Why it took seven decades for the United States to do so can easily be blamed on politics. However, we know a great spiritual battle is at play that resists acknowledging Jerusalem’s place in Israel’s history. Since the day King David conquered the Jebusite city 3,000 years ago and established it as the capital of the Jewish people, it has never served as the capital of any other nation. There has never been a sovereign nation of Palestine in the history of the world, and Jerusalem has never been an Arab or Muslim capital.
Israel is the only nation with a God-given right to the land and city and the only nation with a historic claim to Jerusalem as its capital. Jerusalem is where God placed His house, the Temple, to dwell with Israel. It is where He has written His name and where He has promised to set His only begotten Son, the Messiah, on the throne of David to rule over Israel and the world. God has never given Jerusalem to any other nation or people, including the church.
The justification for a divided Jerusalem has no basis in history. So-called East Jerusalem is, in fact, the ancient, historic city. It includes the City of David, the Temple Mount, Calvary, and the tomb where Jesus was buried until His resurrection. All of the major Jewish and Christian sacred biblical sites lie within what people are calling East Jerusalem.
Trump’s bold, courageous action was reminiscent of President Harry Truman’s when he made the United States the first nation to officially recognize the State of Israel moments after David Ben-Gurion read Israel’s Declaration of Independence in 1948. Both men acted in the face of great opposition.
However, we wish President Trump had gone further and declared Jerusalem the indivisible, eternal capital of the Jewish people. His remarks left the door open for dividing Jerusalem in future peace negotiations. He also could have ordered the U.S. State Department to move our embassy’s shingle immediately from Tel Aviv to the U.S. consulate in Jerusalem, thereby officially relocating our embassy to Jerusalem until a permanent embassy can be built there.
Yet we must not lose sight of the significance of Trump’s action. He walked where other presidents have failed to tread. He has instructed the State Department to make plans to move the embassy, and we hope the Trump administration will fulfill the president’s promise.
The importance of presidential recognition of Jerusalem as Israel’s capital cannot be overstated. It marks a pivotal point in U.S. policy that rejects the idea the Arab-Israeli conflict is the primary cause of the Middle East’s troubles and the biggest obstacle to peace. The National Security Strategy of the United States of America, a 68-page report released by the White House on December 18, 2017, identifies Iran and terrorist organizations as “the cause of the region’s problems.”

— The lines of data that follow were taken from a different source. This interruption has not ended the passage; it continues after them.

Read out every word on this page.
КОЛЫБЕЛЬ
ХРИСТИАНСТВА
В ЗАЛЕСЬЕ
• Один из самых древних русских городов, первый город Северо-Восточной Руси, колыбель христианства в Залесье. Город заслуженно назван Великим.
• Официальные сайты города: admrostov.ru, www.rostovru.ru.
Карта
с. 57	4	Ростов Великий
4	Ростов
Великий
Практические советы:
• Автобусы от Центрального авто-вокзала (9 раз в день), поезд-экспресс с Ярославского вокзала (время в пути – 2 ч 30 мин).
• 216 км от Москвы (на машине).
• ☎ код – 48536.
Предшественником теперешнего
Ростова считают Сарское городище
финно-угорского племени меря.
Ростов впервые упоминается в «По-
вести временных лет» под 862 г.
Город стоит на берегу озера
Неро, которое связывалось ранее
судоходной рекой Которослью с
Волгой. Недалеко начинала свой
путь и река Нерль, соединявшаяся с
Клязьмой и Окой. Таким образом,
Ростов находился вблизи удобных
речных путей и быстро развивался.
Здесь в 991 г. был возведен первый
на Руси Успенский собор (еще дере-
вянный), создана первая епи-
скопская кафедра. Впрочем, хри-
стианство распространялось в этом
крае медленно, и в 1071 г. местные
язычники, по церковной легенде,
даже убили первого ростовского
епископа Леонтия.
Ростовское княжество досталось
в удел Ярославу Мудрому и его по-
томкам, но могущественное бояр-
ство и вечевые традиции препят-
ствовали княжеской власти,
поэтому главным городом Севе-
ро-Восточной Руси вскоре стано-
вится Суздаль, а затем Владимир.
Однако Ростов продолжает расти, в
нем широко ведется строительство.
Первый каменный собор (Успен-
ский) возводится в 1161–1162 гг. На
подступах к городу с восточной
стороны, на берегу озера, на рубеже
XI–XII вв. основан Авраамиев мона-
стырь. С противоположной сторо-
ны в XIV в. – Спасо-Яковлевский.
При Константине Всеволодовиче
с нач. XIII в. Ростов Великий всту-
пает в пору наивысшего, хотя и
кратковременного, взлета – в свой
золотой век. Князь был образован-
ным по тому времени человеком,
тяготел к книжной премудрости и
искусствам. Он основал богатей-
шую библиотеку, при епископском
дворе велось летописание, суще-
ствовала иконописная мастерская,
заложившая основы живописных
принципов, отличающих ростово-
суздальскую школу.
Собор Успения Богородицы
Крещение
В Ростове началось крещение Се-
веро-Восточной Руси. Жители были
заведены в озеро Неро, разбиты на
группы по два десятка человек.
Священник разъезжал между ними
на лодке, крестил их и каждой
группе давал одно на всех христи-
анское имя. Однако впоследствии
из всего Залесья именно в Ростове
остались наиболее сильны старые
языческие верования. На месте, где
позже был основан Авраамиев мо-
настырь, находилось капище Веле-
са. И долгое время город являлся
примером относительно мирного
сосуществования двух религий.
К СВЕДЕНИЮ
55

Trump’s action also will change the dynamics of future peace negotiations, removing from the negotiating table the question “To whom does Jerusalem belong?” and allowing negotiators to focus on the real issues that prevent peace: Arab refusal to recognize Israel. U.S. recognition also stands in opposition to UN and European efforts to deny Israel’s historical connection to its ancient city.
After President Truman officially recognized Israel, other nations followed suit. Our hope is that even more nations will again follow the U.S. lead and recognize Jerusalem as the eternal capital of the Jewish nation.